Nitrogen-vacancy (NV) centers in diamond photonic nanostructures have attracted much attention as efficient single photon emitters and quantum bits. These quantum optical devices mostly require single or low-density NV centers doped in thin diamond membranes. In contrast, this study focuses on diamond photonic nanostructures with a high concentration of NV centers to achieve a diamond color center laser with a sufficient gain available as a visible light source and a sensitive magnetic-field sensor. We employ high-dose helium ion implantation to type-Ib diamond substrates and thermal annealing, which enables us to obtain uniform thin diamond membranes containing a dense ensemble of NV centers. Luminescence spectroscopy reveals the kinetics of NV centers at high temperature from which we find an optimum annealing temperature maximizing the NV center emission while suppressing the transformation from NV to H3 centers.
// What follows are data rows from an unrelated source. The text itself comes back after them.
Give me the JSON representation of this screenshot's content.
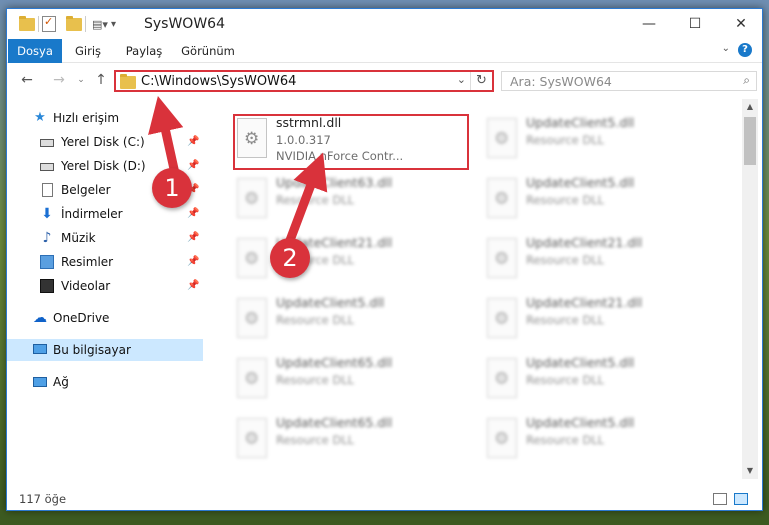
{
  "window": {
    "title": "SysWOW64"
  },
  "ribbon": {
    "tabs": [
      {
        "label": "Dosya"
      },
      {
        "label": "Giriş"
      },
      {
        "label": "Paylaş"
      },
      {
        "label": "Görünüm"
      }
    ],
    "help": "?"
  },
  "nav": {
    "address": "C:\\Windows\\SysWOW64",
    "search_placeholder": "Ara: SysWOW64"
  },
  "sidebar": {
    "items": [
      {
        "label": "Hızlı erişim",
        "icon": "star-icon"
      },
      {
        "label": "Yerel Disk (C:)",
        "icon": "disk-icon",
        "pinned": true
      },
      {
        "label": "Yerel Disk (D:)",
        "icon": "disk-icon",
        "pinned": true
      },
      {
        "label": "Belgeler",
        "icon": "documents-icon",
        "pinned": true
      },
      {
        "label": "İndirmeler",
        "icon": "download-icon",
        "pinned": true
      },
      {
        "label": "Müzik",
        "icon": "music-icon",
        "pinned": true
      },
      {
        "label": "Resimler",
        "icon": "pictures-icon",
        "pinned": true
      },
      {
        "label": "Videolar",
        "icon": "videos-icon",
        "pinned": true
      },
      {
        "label": "OneDrive",
        "icon": "onedrive-icon"
      },
      {
        "label": "Bu bilgisayar",
        "icon": "this-pc-icon",
        "selected": true
      },
      {
        "label": "Ağ",
        "icon": "network-icon"
      }
    ]
  },
  "files": [
    {
      "name": "sstrmnl.dll",
      "version": "1.0.0.317",
      "description": "NVIDIA nForce Contr...",
      "highlighted": true
    },
    {
      "name": "UpdateClient5.dll",
      "description": "Resource DLL"
    },
    {
      "name": "UpdateClient63.dll",
      "description": "Resource DLL"
    },
    {
      "name": "UpdateClient5.dll",
      "description": "Resource DLL"
    },
    {
      "name": "UpdateClient21.dll",
      "description": "Resource DLL"
    },
    {
      "name": "UpdateClient21.dll",
      "description": "Resource DLL"
    },
    {
      "name": "UpdateClient5.dll",
      "description": "Resource DLL"
    },
    {
      "name": "UpdateClient21.dll",
      "description": "Resource DLL"
    },
    {
      "name": "UpdateClient65.dll",
      "description": "Resource DLL"
    },
    {
      "name": "UpdateClient5.dll",
      "description": "Resource DLL"
    },
    {
      "name": "UpdateClient65.dll",
      "description": "Resource DLL"
    },
    {
      "name": "UpdateClient5.dll",
      "description": "Resource DLL"
    }
  ],
  "status": {
    "item_count": "117 öğe"
  },
  "annotations": {
    "badge1": "1",
    "badge2": "2",
    "color": "#d9323b"
  }
}
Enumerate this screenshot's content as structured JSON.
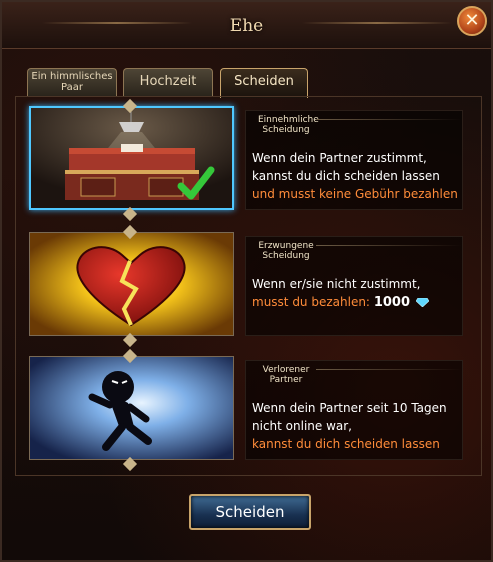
{
  "window": {
    "title": "Ehe",
    "close_label": "✕"
  },
  "tabs": [
    {
      "label": "Ein himmlisches Paar",
      "active": false
    },
    {
      "label": "Hochzeit",
      "active": false
    },
    {
      "label": "Scheiden",
      "active": true
    }
  ],
  "options": [
    {
      "title": "Einnehmliche Scheidung",
      "line1": "Wenn dein Partner zustimmt, kannst du dich scheiden lassen",
      "line2": "und musst keine Gebühr bezahlen",
      "selected": true,
      "image": "desk-with-lamp-image"
    },
    {
      "title": "Erzwungene Scheidung",
      "line1": "Wenn er/sie nicht zustimmt,",
      "line2": "musst du bezahlen:",
      "cost": "1000",
      "cost_icon": "diamond-icon",
      "selected": false,
      "image": "broken-heart-image"
    },
    {
      "title": "Verlorener Partner",
      "line1": "Wenn dein Partner seit 10 Tagen nicht online war,",
      "line2": "kannst du dich scheiden lassen",
      "selected": false,
      "image": "fleeing-figure-image"
    }
  ],
  "button": {
    "label": "Scheiden"
  },
  "colors": {
    "highlight": "#ff8c3a",
    "selection_border": "#4fc8ff",
    "title_text": "#f0d9b0"
  }
}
Furthermore, fine photonic nanowires are also successfully fabricated in the air-suspended diamond membrane, and they exhibit intense photoluminescence from the NV centers with a concentration as high as 7 × 1016 cm−3 (0.4 ppm). These results suggest a route to the fabrication of diamond photonic nanostructures containing a dense ensemble of NV centers, which can be a key material for developing diamond-based light emitting and magnetic-field sensing devices.